You're viewing OCI IAM documentation for new tenancies in regions that have been updated to use identity domains.

Enable Session Persistence with Sticky Cookies

Enable persistent sessions using cookies in an App Gateway. The sticky cookie is forwarded to the same backend server.

You only need to use sticky support when you have multiple origins, and you do this by creating a NGINX upstream block .

  1. Enable the sticky module in App Gateway by editing the file /usr/local/nginx/conf/nginx.conf.
    • Below the line load_module /scratch/oracle/cloudgate/home/lib/idcs_cloudgate_ngx.so;, add
      load_module /scratch/oracle/cloudgate/home/lib/ngx_http_sticky_module.so;
    • Below the line include /usr/local/nginx/conf/agent_conf/*.conf;, add
      include /usr/local/nginx/conf/origin_conf/*.conf;
  2. Create a NGINX upstream block using
    $ vi /usr/local/nginx/conf/origin_conf/myupstream.conf
    
    Add below entry to myupstream.conf
    upstream weblogic {
        sticky;
        server 100.111.190.221:7003;
        server 100.111.190.220:7003;
    }
  3. Change the origin server.
    1. Open the navigation menu  and select Identity & Security. Under Identity, select Domains.
    2. Click the name of the identity domain that you want to work in. You might need to change the compartment to find the domain that you want. Then, click Security and then App gateways.
    3. Under Resources select Apps, and select the App gateway.
    4. In the App details, modify the Origin server to point to the upstream.

Sticky Parameters

upstream {
  sticky;  
  server 127.0.0.1:9001;
  server 127.0.0.1:9002;
}

  sticky [hash=index|md5|sha1] [no_fallback]
       [name=route] [domain=.example.com] [path=/] [expires=1h] [secure] [httponly];
   or
  sticky [hmac=md5|sha1 hmac_key=<foobar_key>] [no_fallback]
       [name=route] [domain=.example.com] [path=/] [expires=1h] [secure] [httponly];
   or
  sticky [text=raw] [no_fallback]
       [name=route] [domain=.example.com] [path=/] [expires=1h] [secure] [httponly];

Server Selection Algorithm

Algorithm Description
hash

The hash mechanism used to encode upstream server. It can't be used with hmac or text.

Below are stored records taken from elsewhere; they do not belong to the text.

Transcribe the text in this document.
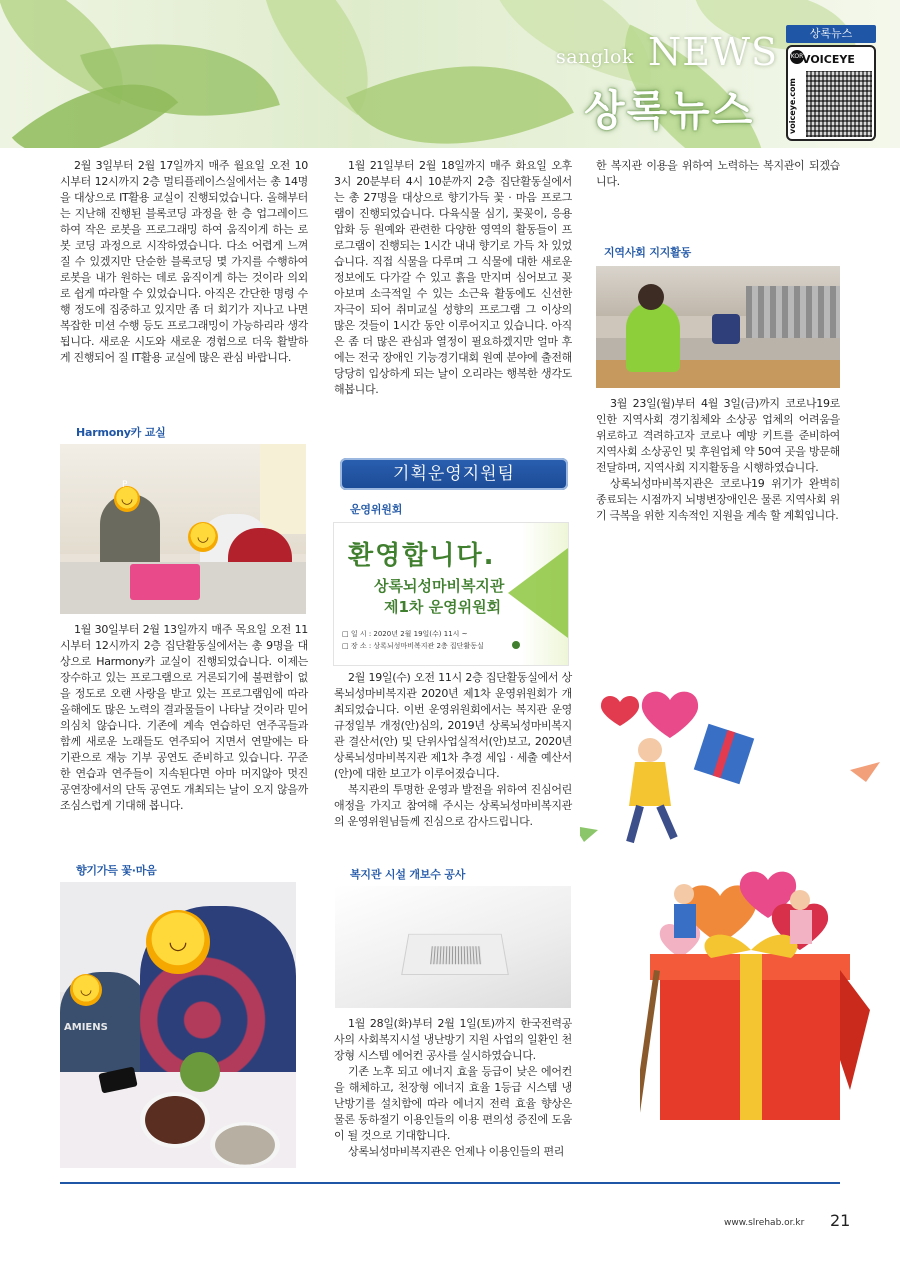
sanglok NEWS
상록뉴스
상록뉴스
KOR
VOICEYE
voiceye.com

2월 3일부터 2월 17일까지 매주 월요일 오전 10시부터 12시까지 2층 멀티플레이스실에서는 총 14명을 대상으로 IT활용 교실이 진행되었습니다. 올해부터는 지난해 진행된 블록코딩 과정을 한 층 업그레이드 하여 작은 로봇을 프로그래밍 하여 움직이게 하는 로봇 코딩 과정으로 시작하였습니다. 다소 어렵게 느껴질 수 있겠지만 단순한 블록코딩 몇 가지를 수행하여 로봇을 내가 원하는 데로 움직이게 하는 것이라 의외로 쉽게 따라할 수 있었습니다. 아직은 간단한 명령 수행 정도에 집중하고 있지만 좀 더 회기가 지나고 나면 복잡한 미션 수행 등도 프로그래밍이 가능하리라 생각됩니다. 새로운 시도와 새로운 경험으로 더욱 활발하게 진행되어 질 IT활용 교실에 많은 관심 바랍니다.

Harmony카 교실
◡
◡
P

1월 30일부터 2월 13일까지 매주 목요일 오전 11시부터 12시까지 2층 집단활동실에서는 총 9명을 대상으로 Harmony카 교실이 진행되었습니다. 이제는 장수하고 있는 프로그램으로 거론되기에 불편함이 없을 정도로 오랜 사랑을 받고 있는 프로그램임에 따라 올해에도 많은 노력의 결과물들이 나타날 것이라 믿어 의심치 않습니다. 기존에 계속 연습하던 연주곡들과 함께 새로운 노래들도 연주되어 지면서 연말에는 타 기관으로 재능 기부 공연도 준비하고 있습니다. 꾸준한 연습과 연주들이 지속된다면 아마 머지않아 멋진 공연장에서의 단독 공연도 개최되는 날이 오지 않을까 조심스럽게 기대해 봅니다.

향기가득 꽃·마음
◡
◡
AMIENS

1월 21일부터 2월 18일까지 매주 화요일 오후 3시 20분부터 4시 10분까지 2층 집단활동실에서는 총 27명을 대상으로 향기가득 꽃 · 마음 프로그램이 진행되었습니다. 다육식물 심기, 꽃꽂이, 응용 압화 등 원예와 관련한 다양한 영역의 활동들이 프로그램이 진행되는 1시간 내내 향기로 가득 차 있었습니다. 직접 식물을 다루며 그 식물에 대한 새로운 정보에도 다가갈 수 있고 흙을 만지며 심어보고 꽂아보며 소극적일 수 있는 소근육 활동에도 신선한 자극이 되어 취미교실 성향의 프로그램 그 이상의 많은 것들이 1시간 동안 이루어지고 있습니다. 아직은 좀 더 많은 관심과 열정이 필요하겠지만 얼마 후에는 전국 장애인 기능경기대회 원예 분야에 출전해 당당히 입상하게 되는 날이 오리라는 행복한 생각도 해봅니다.

기획운영지원팀
운영위원회
환영합니다.
상록뇌성마비복지관
제1차 운영위원회
□ 일 시 : 2020년 2월 19일(수) 11시 ~
□ 장 소 : 상록뇌성마비복지관 2층 집단활동실

2월 19일(수) 오전 11시 2층 집단활동실에서 상록뇌성마비복지관 2020년 제1차 운영위원회가 개최되었습니다. 이번 운영위원회에서는 복지관 운영규정일부 개정(안)심의, 2019년 상록뇌성마비복지관 결산서(안) 및 단위사업실적서(안)보고, 2020년 상록뇌성마비복지관 제1차 추경 세입 · 세출 예산서(안)에 대한 보고가 이루어졌습니다.

복지관의 투명한 운영과 발전을 위하여 진심어린 애정을 가지고 참여해 주시는 상록뇌성마비복지관의 운영위원님들께 진심으로 감사드립니다.

복지관 시설 개보수 공사

1월 28일(화)부터 2월 1일(토)까지 한국전력공사의 사회복지시설 냉난방기 지원 사업의 일환인 천장형 시스템 에어컨 공사를 실시하였습니다.

기존 노후 되고 에너지 효율 등급이 낮은 에어컨을 해체하고, 천장형 에너지 효율 1등급 시스템 냉난방기를 설치함에 따라 에너지 전력 효율 향상은 물론 동하절기 이용인들의 이용 편의성 증진에 도움이 될 것으로 기대합니다.

상록뇌성마비복지관은 언제나 이용인들의 편리

한 복지관 이용을 위하여 노력하는 복지관이 되겠습니다.

지역사회 지지활동

3월 23일(월)부터 4월 3일(금)까지 코로나19로 인한 지역사회 경기침체와 소상공 업체의 어려움을 위로하고 격려하고자 코로나 예방 키트를 준비하여 지역사회 소상공인 및 후원업체 약 50여 곳을 방문해 전달하며, 지역사회 지지활동을 시행하였습니다.

상록뇌성마비복지관은 코로나19 위기가 완벽히 종료되는 시점까지 뇌병변장애인은 물론 지역사회 위기 극복을 위한 지속적인 지원을 계속 할 계획입니다.

www.slrehab.or.kr 21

  • md5|sha1. Standard cryptographic hash functions to encode the information.
  • index. The information is not hashed and instead an in-memory index is used. This is quicker and the overhead is shorter, but the matching against upstream servers list is inconsistent and if the upstream server has changed index values might not correspond to the same server. Only use index if you are certain you want to use it despite this.

The default is md5.

hmac The HMAC hash mechanism used to encode upstream server It's like the hash mechanism but it uses hmac_key to secure the hashing. It can't be used with hash or text.
hmac_key The cryptographic key to use with hmac. Set a hmac_key if you use hmac.
no_fallback Set this flag so that if a request comes with a cookie and the corresponding backend is unavailable, a 502 (Bad Gateway or Proxy Error) is returned. You can set it to the upstream block, or set sticky_no_fallback in a server or location block.

Cookie Settings

Setting Description
name The name of the cookie used to track the persistent upstream server. The default is route.
domain The domain in which the cookie is valid. The default is none when the browser handles the domain.
path The path in which the cookie is valid. The default is /.
expires

The validity duration of the cookie. The default is nothing which means that it's a session cookie and deleted when the client shuts down.

Enter a value to have the cookie expire after the specified time. The value is set relative to the client, and it must be for a period greater than one second.

secure Enable secure cookies (transferred only using https).
httponly Tells the browser that the cookie can only be accessed by the server.